Dr. Jessica Knurick, a registered dietitian with a PhD in nutrition science, told Important Context that the visual representation released by HHS to explain the new dietary recommendations—with meat and dairy up at the top—was worse than the guidelines themselves.
“It’s nearly impossible to follow their visual representation of the guidelines and keep saturated down under 10 percent,” she said.
Knurick noted that lobbying on the DGA is normal, but the new guidelines—or at least the visual representation of them put out by HHS—made “very clear” that meat and dairy lobbying interests “had a huge role” in their shaping.

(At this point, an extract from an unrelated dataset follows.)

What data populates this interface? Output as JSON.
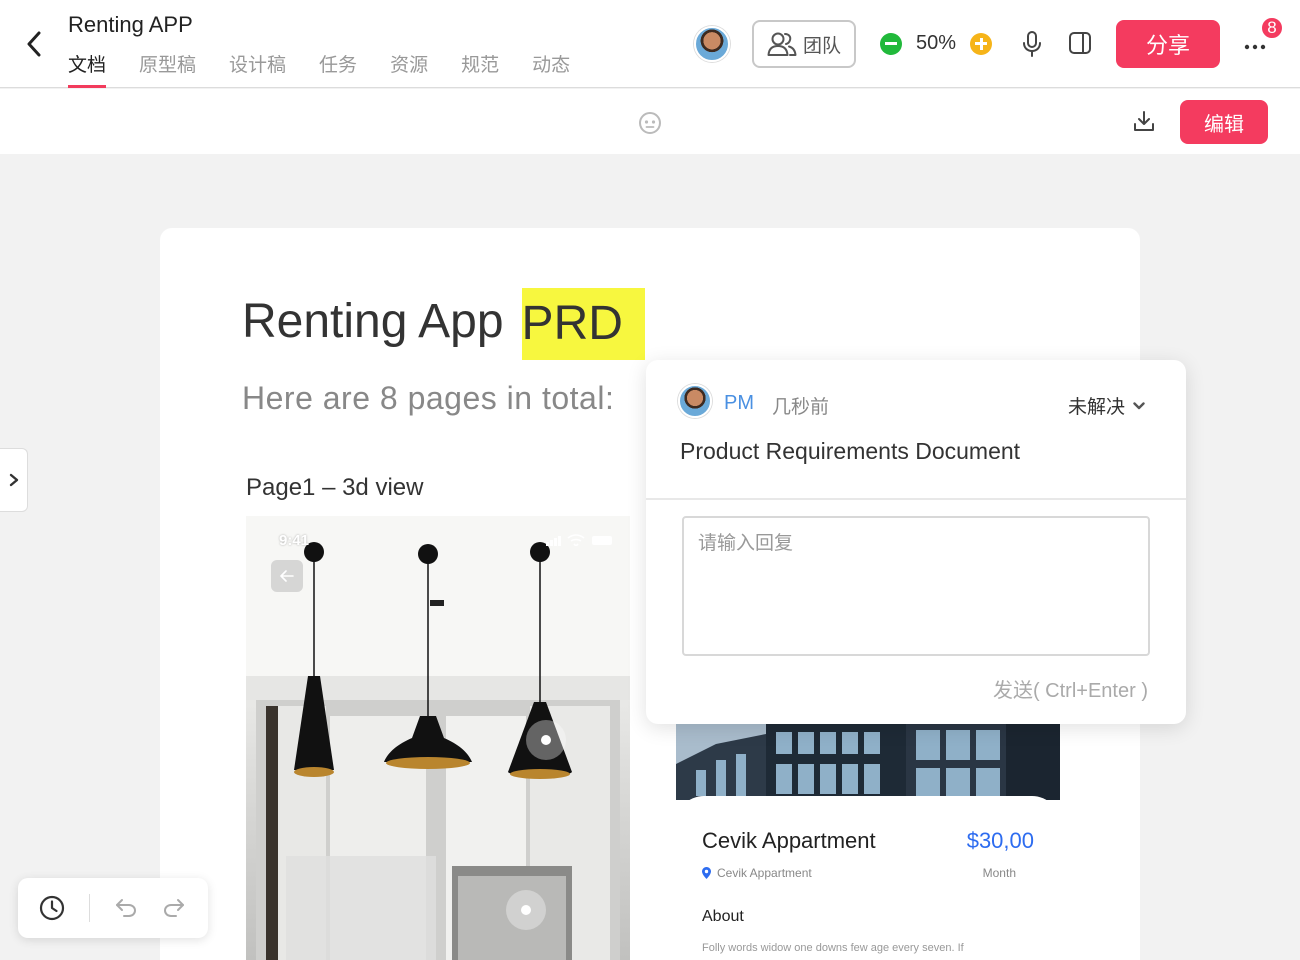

“If you know anything historically about the dietary guidelines, you know all of these different industries lobby quite hard, and this time, the meat and dairy industries were quite successful,” she said. ”Which is just absolutely ridiculous, considering that…the thing that [Kennedy] constantly talks about are conflicts of interest and corruption, as he calls it, with…lobbying interests and guidelines.”
“So it’s…kind of one of those things where every accusation is a confession with these people,” she added.